Virtual microdissection identifies distinct tumor- and stroma-specific subtypes of pancreatic ductal adenocarcinoma

Top Cited Papers
Open Access
Abstract
Jen Jen Yeh and colleagues apply statistical methods to separate tumor, stroma and normal tissue gene expression signatures from pancreatic ductal adenocarcinoma expression profiling data sets. They identify and validate two tumor-specific and two stroma-specific subtypes, which are associated with different clinical outcomes. Pancreatic ductal adenocarcinoma (PDAC) remains a lethal disease with a 5-year survival rate of 4%. A key hallmark of PDAC is extensive stromal involvement, which makes capturing precise tumor-specific molecular information difficult. Here we have overcome this problem by applying blind source separation to a diverse collection of PDAC gene expression microarray data, including data from primary tumor, metastatic and normal samples.
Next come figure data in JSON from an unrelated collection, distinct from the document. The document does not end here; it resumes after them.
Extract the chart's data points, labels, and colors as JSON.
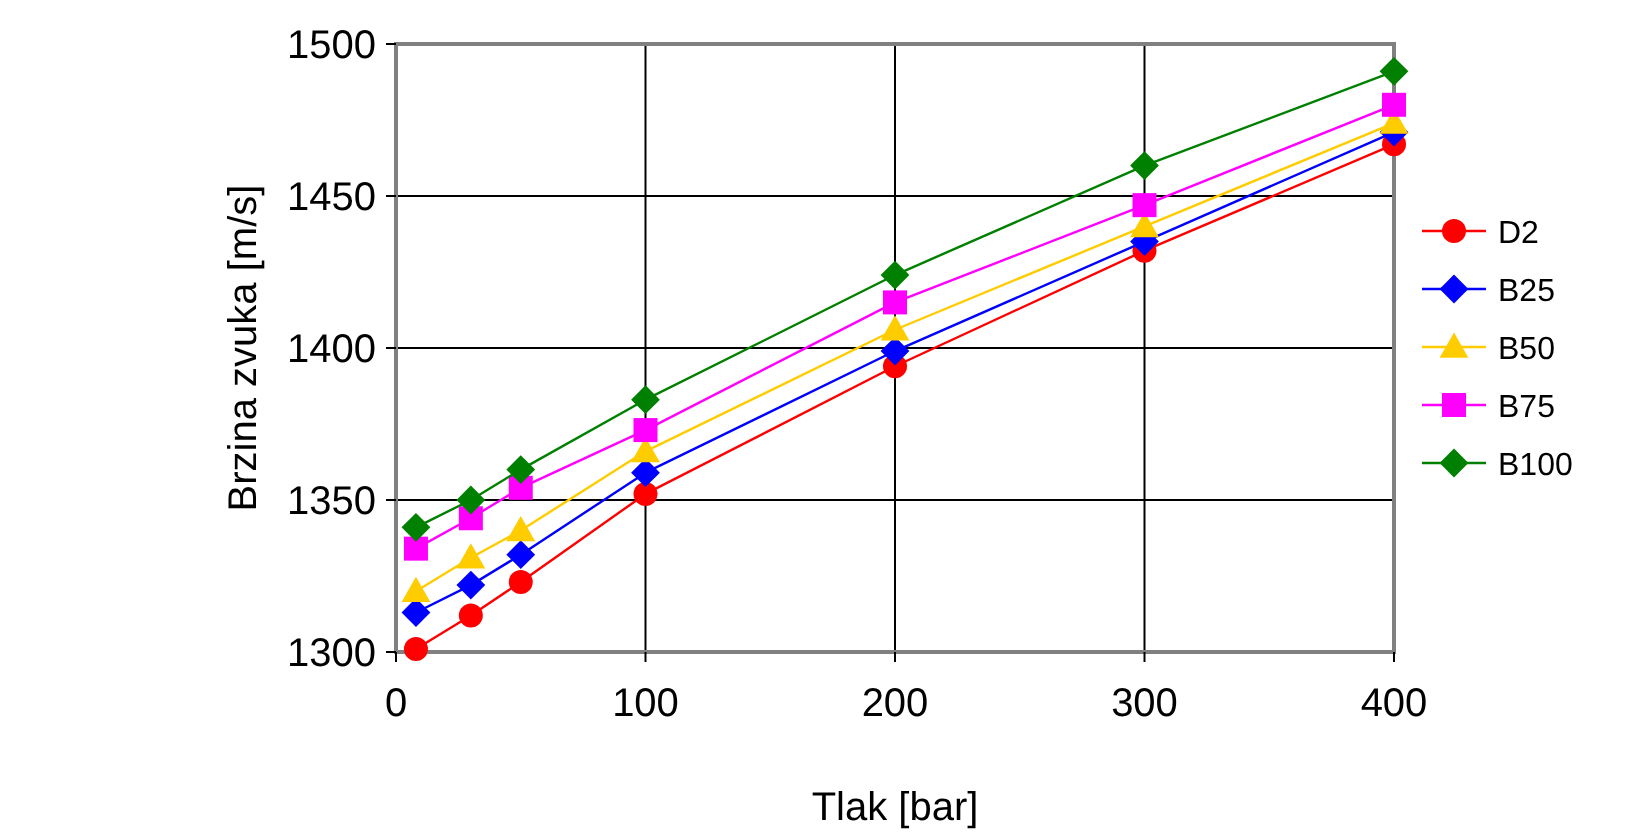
{
  "chart_data": {
    "type": "line",
    "xlabel": "Tlak [bar]",
    "ylabel": "Brzina zvuka [m/s]",
    "x": [
      8,
      30,
      50,
      100,
      200,
      300,
      400
    ],
    "xlim": [
      0,
      400
    ],
    "xticks": [
      0,
      100,
      200,
      300,
      400
    ],
    "ylim": [
      1300,
      1500
    ],
    "yticks": [
      1300,
      1350,
      1400,
      1450,
      1500
    ],
    "grid": true,
    "legend": "right",
    "line_style": "solid",
    "series": [
      {
        "name": "D2",
        "color": "#ff0000",
        "marker": "circle",
        "values": [
          1301,
          1312,
          1323,
          1352,
          1394,
          1432,
          1467
        ]
      },
      {
        "name": "B25",
        "color": "#0000ff",
        "marker": "diamond",
        "values": [
          1313,
          1322,
          1332,
          1359,
          1399,
          1435,
          1471
        ]
      },
      {
        "name": "B50",
        "color": "#ffcc00",
        "marker": "triangle",
        "values": [
          1320,
          1331,
          1340,
          1366,
          1406,
          1440,
          1474
        ]
      },
      {
        "name": "B75",
        "color": "#ff00ff",
        "marker": "square",
        "values": [
          1334,
          1344,
          1354,
          1373,
          1415,
          1447,
          1480
        ]
      },
      {
        "name": "B100",
        "color": "#008000",
        "marker": "diamond",
        "values": [
          1341,
          1350,
          1360,
          1383,
          1424,
          1460,
          1491
        ]
      }
    ]
  }
}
By digitally separating tumor, stromal and normal gene expression, we have identified and validated two tumor subtypes, including a 'basal-like' subtype that has worse outcome and is molecularly similar to basal tumors in bladder and breast cancers. Furthermore, we define 'normal' and 'activated' stromal subtypes, which are independently prognostic. Our results provide new insights into the molecular composition of PDAC, which may be used to tailor therapies or provide decision support in a clinical setting where the choice and timing of therapies are critical.